Politicians in Lebanon jump the vaccine line, touching off a scandal.

Politicians in Lebanon jump the vaccine line, touching off a scandal.


BEIRUT, Lebanon — The Covid-19 vaccination drive in Lebanon erupted in scandal on Tuesday when 16 lawmakers received shots inside the parliament building, violating regulations aimed at keeping the process fair and transparent.

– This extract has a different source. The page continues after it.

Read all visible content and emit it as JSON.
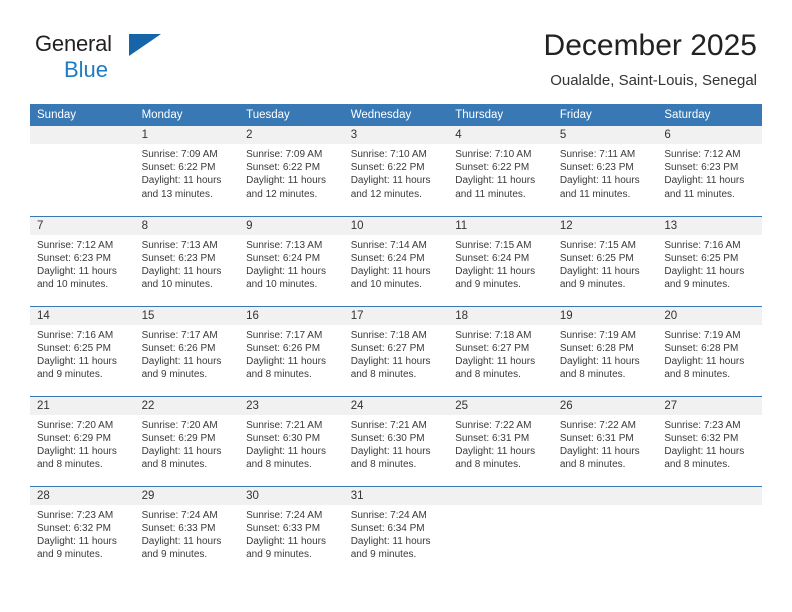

The vaccination program, financed by $34 million from the World Bank, began earlier this month when the country received its first doses. To try to ensure accountability in a country known for corner-cutting and corruption, the government is requiring citizens to register for vaccination through an online portal. Medical workers and people over 75 are supposed to get the shots first, administered in official vaccination centers.

On Tuesday, Adnan Daher, the parliamentary secretary, confirmed to reporters that 16 lawmakers had received shots. He said the lawmakers were all of the proper age and their turn to be vaccinated had come. But according to lists compiled by local news outlets, about half were younger than 75.

Elie Ferzli, a lawmaker in his early 70s who got the shot on Tuesday, denied in a telephone interview that he had jumped the line, and said he was “shocked” by the public outrage over the shots.

“I have meetings every day in the parliament, so how am I supposed to keep doing my job normally and helping people?” he said.

Officials overseeing the vaccination program, though, cried foul.

Dr. Abdul Rahman Bizri, the head of Lebanon’s vaccine committee, threatened to resign over what he condemned as “a violation we cannot stay silent about,” but he decided to stay on.

Saroj Kumar Jha, the World Bank’s director for the region that includes Lebanon, wrote on Twitter before the reports were confirmed that letting lawmakers jump the line was “not in line with the national plan,” and added, “Everyone has to register and wait for their turn!”

He said that if the rules were broken, the World Bank could suspend its support for the vaccination program and Lebanon’s Covid-19 response generally.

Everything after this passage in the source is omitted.